Load-pull testing of power transistors usually employs wideband electromechanical tuners. Harmonic signal components, generated by a nonlinear device under test (DUT), must be terminated with known impedances in order to generate a meaningful set of data. This is not possible if a harmonic load-pull set-up is not available, in which case distorted data will be generated. Using wideband, high VSWR, prematching tuners instead of harmonic tuners improves the situation, but creates limitations in harmonic tuning. This note compares the effect of the different configurations of tuner set-ups based on sample measurements at 2.6 GHz.

Fig. 1 Load-pull using wideband tuners.

Load-pull contours, measured using wideband electromechanical tuners, are usually part of the literature and transistor manufacturer’s data sheets. In many cases, however, these contours have been measured using a simple load-pull set-up, as shown schematically in Figure 1. The harmonic signal components, generated by the DUT at 2f0, 3f0, … are reflected simultaneously with f0 by the source and load tuners. When tuning at f0, the impedances at 2f0, 3f0, … also change uncontrollably at both the source and load side. This creates distorted load-pull contours, as shown in Figure 2. These contours have been measured using wideband 0.8 to 18 GHz tuners at the source and load. The same test was performed using the same tuners for fundamental tuning, but with two additional harmonic rejection tuners (Focus PHT-1808). The harmonic tuners were set to reflect the harmonic signals at 2f0 (5.2 GHz) and 3f0 (7.8 GHz) back into the transistor at optimal phase. The results are shown in Figure 3. The effect of uncontrollable harmonic tuning is obvious when comparing the two figures. The contour distortions obtained with the wideband tuners is difficult to detect as a measurement error, since the maximum power and the optimum fundamental load impedance itself may not be very different, especially at moderate saturation levels. This is because a wideband tuner optimizes for all harmonic impedances simultaneously, producing a result that is a combination of fundamental and harmonic tuning. This systematic measurement error becomes disturbing when an amplifier design attempt is made using such data. The load circuit is not designed for maximum output power only, but most often is a compromise between multiple parameters such as Pout, PAE, IMD, etc. In this case, the data on the contour may be several decibels off the real value.

Fig. 2 Load-pull contours of a power FET showing distortions.

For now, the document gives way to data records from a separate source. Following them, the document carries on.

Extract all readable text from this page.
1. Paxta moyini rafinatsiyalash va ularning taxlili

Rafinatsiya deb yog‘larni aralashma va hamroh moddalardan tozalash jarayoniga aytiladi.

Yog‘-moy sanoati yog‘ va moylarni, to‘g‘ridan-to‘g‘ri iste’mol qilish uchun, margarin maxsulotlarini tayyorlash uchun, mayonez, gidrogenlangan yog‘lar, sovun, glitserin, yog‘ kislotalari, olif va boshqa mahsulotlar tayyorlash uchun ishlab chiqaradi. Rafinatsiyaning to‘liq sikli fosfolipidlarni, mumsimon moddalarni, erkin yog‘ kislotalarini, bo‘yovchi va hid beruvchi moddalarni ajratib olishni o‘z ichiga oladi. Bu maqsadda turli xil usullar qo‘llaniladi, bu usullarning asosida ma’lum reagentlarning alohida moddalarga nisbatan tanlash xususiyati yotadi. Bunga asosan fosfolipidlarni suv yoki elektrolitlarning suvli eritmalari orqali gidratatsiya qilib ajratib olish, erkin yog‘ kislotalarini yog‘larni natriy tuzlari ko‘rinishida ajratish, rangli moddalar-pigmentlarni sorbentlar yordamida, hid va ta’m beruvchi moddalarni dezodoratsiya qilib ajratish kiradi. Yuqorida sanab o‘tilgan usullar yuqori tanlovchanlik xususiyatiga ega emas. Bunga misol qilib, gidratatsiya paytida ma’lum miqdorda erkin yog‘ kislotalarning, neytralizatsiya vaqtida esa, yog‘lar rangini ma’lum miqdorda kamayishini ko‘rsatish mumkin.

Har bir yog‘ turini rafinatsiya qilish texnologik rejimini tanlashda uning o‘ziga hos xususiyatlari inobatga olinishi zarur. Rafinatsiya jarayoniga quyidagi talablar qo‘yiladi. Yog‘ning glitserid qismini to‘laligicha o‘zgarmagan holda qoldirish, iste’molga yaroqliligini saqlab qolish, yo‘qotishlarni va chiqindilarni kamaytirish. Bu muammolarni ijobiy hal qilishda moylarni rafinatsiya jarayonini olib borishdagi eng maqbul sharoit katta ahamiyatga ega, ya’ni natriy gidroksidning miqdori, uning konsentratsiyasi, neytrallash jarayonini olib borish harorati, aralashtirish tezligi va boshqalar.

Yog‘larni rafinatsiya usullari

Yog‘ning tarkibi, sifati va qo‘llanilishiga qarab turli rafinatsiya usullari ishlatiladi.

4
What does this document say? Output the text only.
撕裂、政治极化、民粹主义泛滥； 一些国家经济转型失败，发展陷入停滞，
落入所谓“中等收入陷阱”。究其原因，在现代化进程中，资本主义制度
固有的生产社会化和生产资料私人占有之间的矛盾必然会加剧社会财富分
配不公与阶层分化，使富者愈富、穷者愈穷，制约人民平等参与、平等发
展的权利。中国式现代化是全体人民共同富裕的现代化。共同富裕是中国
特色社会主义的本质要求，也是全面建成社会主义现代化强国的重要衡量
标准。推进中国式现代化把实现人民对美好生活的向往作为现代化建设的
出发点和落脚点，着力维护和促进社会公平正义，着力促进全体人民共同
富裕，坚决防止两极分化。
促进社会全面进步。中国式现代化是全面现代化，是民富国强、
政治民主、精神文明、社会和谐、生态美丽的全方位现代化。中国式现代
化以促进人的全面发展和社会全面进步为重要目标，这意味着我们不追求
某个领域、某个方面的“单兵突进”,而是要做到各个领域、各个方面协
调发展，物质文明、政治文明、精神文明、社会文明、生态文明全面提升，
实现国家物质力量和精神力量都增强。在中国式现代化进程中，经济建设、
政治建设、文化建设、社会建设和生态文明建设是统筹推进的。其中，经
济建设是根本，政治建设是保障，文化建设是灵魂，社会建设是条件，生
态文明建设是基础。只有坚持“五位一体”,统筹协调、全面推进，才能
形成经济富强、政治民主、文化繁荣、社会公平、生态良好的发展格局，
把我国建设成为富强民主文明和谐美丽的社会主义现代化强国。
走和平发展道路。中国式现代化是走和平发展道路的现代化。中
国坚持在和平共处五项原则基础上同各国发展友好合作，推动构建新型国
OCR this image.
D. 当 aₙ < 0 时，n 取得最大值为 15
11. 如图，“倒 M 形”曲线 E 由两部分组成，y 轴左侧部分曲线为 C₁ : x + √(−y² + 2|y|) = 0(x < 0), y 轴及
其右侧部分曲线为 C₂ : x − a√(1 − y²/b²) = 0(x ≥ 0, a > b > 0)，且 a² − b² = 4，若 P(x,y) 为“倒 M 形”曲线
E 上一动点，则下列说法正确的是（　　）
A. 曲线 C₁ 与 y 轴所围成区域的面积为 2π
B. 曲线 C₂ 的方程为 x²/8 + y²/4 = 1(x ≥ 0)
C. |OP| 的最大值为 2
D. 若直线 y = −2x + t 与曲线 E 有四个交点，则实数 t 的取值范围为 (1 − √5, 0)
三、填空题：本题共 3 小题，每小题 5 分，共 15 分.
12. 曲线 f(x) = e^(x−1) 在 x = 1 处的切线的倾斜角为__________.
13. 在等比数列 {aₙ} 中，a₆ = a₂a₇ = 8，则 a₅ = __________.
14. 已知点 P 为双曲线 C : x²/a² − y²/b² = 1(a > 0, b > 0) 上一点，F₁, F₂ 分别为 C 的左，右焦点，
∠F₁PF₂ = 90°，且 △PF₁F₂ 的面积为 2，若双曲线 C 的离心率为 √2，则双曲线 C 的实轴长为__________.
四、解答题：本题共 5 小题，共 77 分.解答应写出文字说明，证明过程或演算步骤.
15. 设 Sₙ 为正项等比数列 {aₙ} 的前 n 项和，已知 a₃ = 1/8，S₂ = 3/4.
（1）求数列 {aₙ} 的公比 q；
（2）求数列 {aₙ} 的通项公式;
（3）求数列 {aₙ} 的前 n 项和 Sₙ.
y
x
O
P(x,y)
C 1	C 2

Fig. 3 Load-pull contours of the same device with harmonic rejection tuners added.

Using a Prematching Tuner

A prematching tuner consists of a prematching slug (P) close to the DUT, which does not move during load-pull, followed by a tuning slug (T) (see Figure 4), which serves for the actual load-pull measurements (gray areas). Both the prematching and the tuning slugs are typically wideband. When the prematching slug P is set close to the center conductor of the airline to create a high (wideband) reflection, then most of the RF power at the harmonic frequencies is reflected at the prematching slug and only a small fraction reaches the tuning slug. Thus, very low uncontrolled harmonic tuning occurs when tuning slug T is used for load-pull or peak search operations. The load-pull contours are less distorted. However, it is not possible to tune or optimize effectively the harmonic impedances by tuning behind the prematching slug, using neither a wideband tuning slug or a harmonic rejection tuner. This is why a harmonic tuner must be inserted between the DUT and the prematching slug P.

Fig. 4 Prematching tuner with two independent slugs.


Wideband passive tuners always create undesired harmonic tuning during load-pull and therefore falsify the data. The use of harmonic load-pull, in the form of harmonic rejection tuners or frequency discriminators, is mandatory.